I also believe they may be useful in a controlled grazing environment such as grazing organic lavender fields and for small farm row-crop production.
Finally, the additional economic viability of the sheep can be studied. Using their wool for organic products is something I am exploring, and I would like to continue to develop that market. “Dirt” wool, the waste from shearing, can be used as mulch in berry patches.
1) In November 2003, I spoke to over 100 winegrowers at the University of California Cooperative Extension Organic Winegrowing Short Course about miniature sheep. There was a great deal of interest. It was through that appearance that Fetzer Vineyards contacted me.
2) In February 2004, my ranch was featured on a nationally aired HGTV program titled 50 Ways to Save the Planet, hosted by Nell Newman of Newman’s Organic.

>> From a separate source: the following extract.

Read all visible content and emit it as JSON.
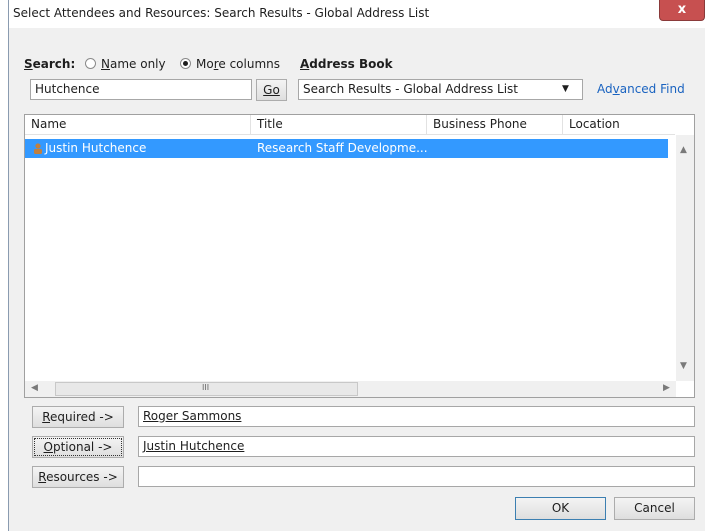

3) In July 2004, my sheep were featured in an article in Gourmet magazine.
4) In July 2004, a feature article on me appeared in Fortune magazine.
5) I sent a press release on the two feature articles that was picked up by all of our local press.
6) In September 2004, following the awarding of the SARE grant, I sent another press release which was picked up by local press
7) In February 2005, I attended the EcoFarm Conference in Monterey, CA, attended by over 1500 organic farmers, producers and educators. I mentioned the study in any of the applicable seminars I attended to great interest.
8) In March 2005, Canvas Ranch participated in Michel Schlumberger Winery’s Barrel Tasting event. I had two of the sheep at the event, along with posters explaining their use as “miniature lawnmowers” in vineyards. About 1200-1300 people attended.
9) In March 2005, the sheep and I were featured in an article in the Santa Rosa Press Democrat with a circulation of 80,000.
10) In August 2005, Canvas Ranch was featured in an 8-page article in a national magazine $1,000,000 Blueprint.